If this seems like a prescription for corralling the country into a government-run plan, it is: The Lewin Group, an econometrics firm, estimates that as many as 118.5 million people, or approximately two thirds of all Americans with health insurance, could lose private coverage and end up in the public plan if health care reform is passed. That casts serious doubt on Obama’s oft-repeated disclaimer that those Americans happy with their current coverage would be allowed to keep it under his plan.
So, who is in favor of the president’s plan? In one of the odder portions of his press conference, Obama touted the example of the Cleveland Clinic, a hospital group that he called a model for the health-care reform he envisions. Just one problem: Not only has the Cleveland Clinic not come out in favor of the president’s reform plans but its CEO and President, Toby Cosgove, is an avowed critic of the public option. He argues that government-run programs regularly underpay hospitals for services, and that a public option would crimp already tight hospital finances. President Obama may believe that the Cleveland Clinic has found a system that “works,” but the clinic so far has not returned the compliment.

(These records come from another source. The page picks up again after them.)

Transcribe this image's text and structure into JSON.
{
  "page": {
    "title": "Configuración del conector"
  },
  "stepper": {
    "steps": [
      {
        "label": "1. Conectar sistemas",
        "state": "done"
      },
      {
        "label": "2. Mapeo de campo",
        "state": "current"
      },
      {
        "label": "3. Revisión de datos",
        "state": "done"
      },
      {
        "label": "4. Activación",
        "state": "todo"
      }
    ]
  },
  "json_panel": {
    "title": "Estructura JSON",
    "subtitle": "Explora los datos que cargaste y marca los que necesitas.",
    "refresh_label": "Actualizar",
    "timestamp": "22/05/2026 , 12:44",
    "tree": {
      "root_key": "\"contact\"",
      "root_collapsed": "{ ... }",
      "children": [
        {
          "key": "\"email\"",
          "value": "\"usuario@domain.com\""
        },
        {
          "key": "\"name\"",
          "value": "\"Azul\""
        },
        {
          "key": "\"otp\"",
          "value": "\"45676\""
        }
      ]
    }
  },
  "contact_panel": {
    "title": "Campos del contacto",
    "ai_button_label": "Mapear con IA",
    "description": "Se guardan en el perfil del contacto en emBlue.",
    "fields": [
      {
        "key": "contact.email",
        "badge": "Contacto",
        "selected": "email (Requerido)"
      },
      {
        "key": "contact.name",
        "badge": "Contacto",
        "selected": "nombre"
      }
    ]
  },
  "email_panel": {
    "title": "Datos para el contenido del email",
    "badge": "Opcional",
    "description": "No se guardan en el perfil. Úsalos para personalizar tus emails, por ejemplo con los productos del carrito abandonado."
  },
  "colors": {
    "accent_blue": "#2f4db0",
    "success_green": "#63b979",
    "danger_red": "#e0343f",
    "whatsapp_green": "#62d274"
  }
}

The disconnect between reality and rhetoric was equally pronounced when Obama extolled what he considers the great virtue of his plan – its alleged ability to control runway health care costs – without addressing the exorbitant price tag that health-care reform would entail. Nowhere, for instance, did the president address Congressional Budget Office Director Douglas Elmendorf’s conclusion last week that the America’s Affordable Health Choices Act of 2009, the health care legislation recently introduced by House Democrats that represents one version of the president’s proposed reform, “would result in a net increase in the federal budget deficit of $239 billion” over the next ten years. True, he warned about not being able to “control our deficit.” But reasonable observers may have been forgiven for wondering if in this instance the president’s proposed cure was not the disease.
Faced with slipping support over health care and rumblings of discontent within his own party – most notably from the conservative “Blue Dog” Democrats – President Obama had to reassure the country last night that his plan was not as bad some say and more and more now believe. Perhaps the best indication that he fell short of that goal is the fact that, at times, Obama sounded very much like the critics he was ostensibly trying to refute. Speculating about why Americans have grown skeptical about the promises of ObamaCare, he suggested that “they feel anxious, partly because we’ve just become so cynical about what government can accomplish.”
If that’s true, then President Obama must shoulder some of the blame. Having witnessed in recent months what the government can do for the economy, it’s no wonder that Americans prefer it to leave health care alone.